Il secondo momento, in cui l’errore può influire sulla conoscenza è quello della valutazione.[29] In questa condizione l’ipotesi data è quella di un soggetto che ha percepito in modo non distorto, “portandola dentro” con i suoi sensi di percezione, una serie di dati sufficienti e idonei a ricondurre correttamente il dato alla giusta “categoria d’esperienza” e nonostante questo non è riuscito a trarre le giuste conclusioni. In questo caso, l’errore, si insinua nel momento del riconoscimento dei dati della realtà alla luce delle proprie conoscenze.

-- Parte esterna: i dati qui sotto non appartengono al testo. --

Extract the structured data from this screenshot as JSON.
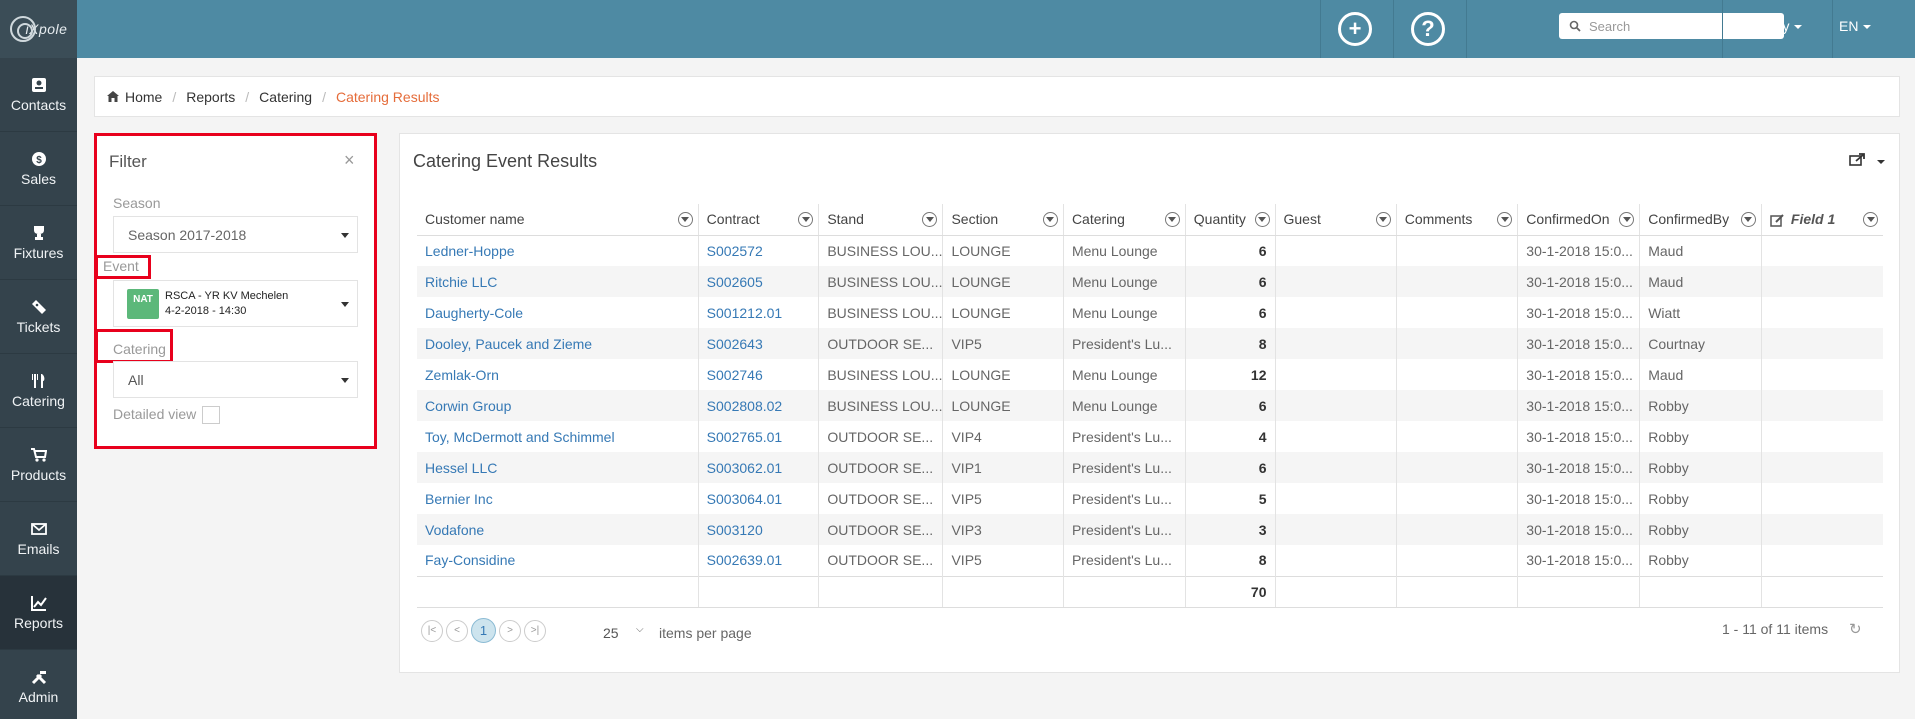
{
  "app": {
    "logo_text": "iXpole"
  },
  "sidebar": {
    "items": [
      {
        "label": "Contacts",
        "icon": "contacts-icon"
      },
      {
        "label": "Sales",
        "icon": "dollar-icon"
      },
      {
        "label": "Fixtures",
        "icon": "trophy-icon"
      },
      {
        "label": "Tickets",
        "icon": "ticket-icon"
      },
      {
        "label": "Catering",
        "icon": "cutlery-icon"
      },
      {
        "label": "Products",
        "icon": "cart-icon"
      },
      {
        "label": "Emails",
        "icon": "envelope-icon"
      },
      {
        "label": "Reports",
        "icon": "chart-icon",
        "active": true
      },
      {
        "label": "Admin",
        "icon": "tools-icon"
      }
    ]
  },
  "topbar": {
    "search_placeholder": "Search",
    "user": "Robby",
    "language": "EN"
  },
  "breadcrumb": {
    "home": "Home",
    "items": [
      "Reports",
      "Catering"
    ],
    "current": "Catering Results"
  },
  "filter": {
    "title": "Filter",
    "close": "×",
    "season_label": "Season",
    "season_value": "Season 2017-2018",
    "event_label": "Event",
    "event_badge": "NAT",
    "event_name": "RSCA - YR KV Mechelen",
    "event_date": "4-2-2018 - 14:30",
    "catering_label": "Catering",
    "catering_value": "All",
    "detailed_label": "Detailed view"
  },
  "results": {
    "title": "Catering Event Results",
    "columns": [
      "Customer name",
      "Contract",
      "Stand",
      "Section",
      "Catering",
      "Quantity",
      "Guest",
      "Comments",
      "ConfirmedOn",
      "ConfirmedBy",
      "Field 1"
    ],
    "rows": [
      [
        "Ledner-Hoppe",
        "S002572",
        "BUSINESS LOU...",
        "LOUNGE",
        "Menu Lounge",
        "6",
        "",
        "",
        "30-1-2018 15:0...",
        "Maud",
        ""
      ],
      [
        "Ritchie LLC",
        "S002605",
        "BUSINESS LOU...",
        "LOUNGE",
        "Menu Lounge",
        "6",
        "",
        "",
        "30-1-2018 15:0...",
        "Maud",
        ""
      ],
      [
        "Daugherty-Cole",
        "S001212.01",
        "BUSINESS LOU...",
        "LOUNGE",
        "Menu Lounge",
        "6",
        "",
        "",
        "30-1-2018 15:0...",
        "Wiatt",
        ""
      ],
      [
        "Dooley, Paucek and Zieme",
        "S002643",
        "OUTDOOR SE...",
        "VIP5",
        "President's Lu...",
        "8",
        "",
        "",
        "30-1-2018 15:0...",
        "Courtnay",
        ""
      ],
      [
        "Zemlak-Orn",
        "S002746",
        "BUSINESS LOU...",
        "LOUNGE",
        "Menu Lounge",
        "12",
        "",
        "",
        "30-1-2018 15:0...",
        "Maud",
        ""
      ],
      [
        "Corwin Group",
        "S002808.02",
        "BUSINESS LOU...",
        "LOUNGE",
        "Menu Lounge",
        "6",
        "",
        "",
        "30-1-2018 15:0...",
        "Robby",
        ""
      ],
      [
        "Toy, McDermott and Schimmel",
        "S002765.01",
        "OUTDOOR SE...",
        "VIP4",
        "President's Lu...",
        "4",
        "",
        "",
        "30-1-2018 15:0...",
        "Robby",
        ""
      ],
      [
        "Hessel LLC",
        "S003062.01",
        "OUTDOOR SE...",
        "VIP1",
        "President's Lu...",
        "6",
        "",
        "",
        "30-1-2018 15:0...",
        "Robby",
        ""
      ],
      [
        "Bernier Inc",
        "S003064.01",
        "OUTDOOR SE...",
        "VIP5",
        "President's Lu...",
        "5",
        "",
        "",
        "30-1-2018 15:0...",
        "Robby",
        ""
      ],
      [
        "Vodafone",
        "S003120",
        "OUTDOOR SE...",
        "VIP3",
        "President's Lu...",
        "3",
        "",
        "",
        "30-1-2018 15:0...",
        "Robby",
        ""
      ],
      [
        "Fay-Considine",
        "S002639.01",
        "OUTDOOR SE...",
        "VIP5",
        "President's Lu...",
        "8",
        "",
        "",
        "30-1-2018 15:0...",
        "Robby",
        ""
      ]
    ],
    "total_quantity": "70",
    "pager": {
      "current_page": "1",
      "per_page": "25",
      "per_page_label": "items per page",
      "summary": "1 - 11 of 11 items"
    }
  },
  "colors": {
    "accent": "#4e8aa3",
    "sidebar": "#34434c",
    "link": "#3679b5",
    "highlight": "#e8001c",
    "crumb_current": "#e56c3a"
  }
}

Alcuni punti meritano di essere ripresi e in modo sintetico fissati in due semplici coordinate:

1) vi è una netta distinzione tra la c.d. inabilità e l’errore: «Qui ha radice la distinzione tra la teoria e la pratica o anche tra scienza e arte; infatti per far della teoria o della scienza basta sapere, mentre per la pratica o per l’arte bisogna saper fare»[30](L’inabilità si configura come un vizio della traduzione in atto del giudizio, in sé corretto);

2) l’errore può coinvolgere due momenti della formazione del giudizio: la percezione, l’aspetto “introduttivo” della conoscenza; la valutazione, l’aspetto del “riconoscimento “del dato alla luce del bagaglio d’esperienze personali.

 

 

4. La rilevanza giuridica dell’errore e dell’ignoranza.

 

 «Posto che errore ed ignoranza naturalisticamente coincidono soltanto in parte, si pone il problema se essi coincidano invece sempre normativamente: se cioè essi abbiano sempre identica rilevanza giuridica»[31].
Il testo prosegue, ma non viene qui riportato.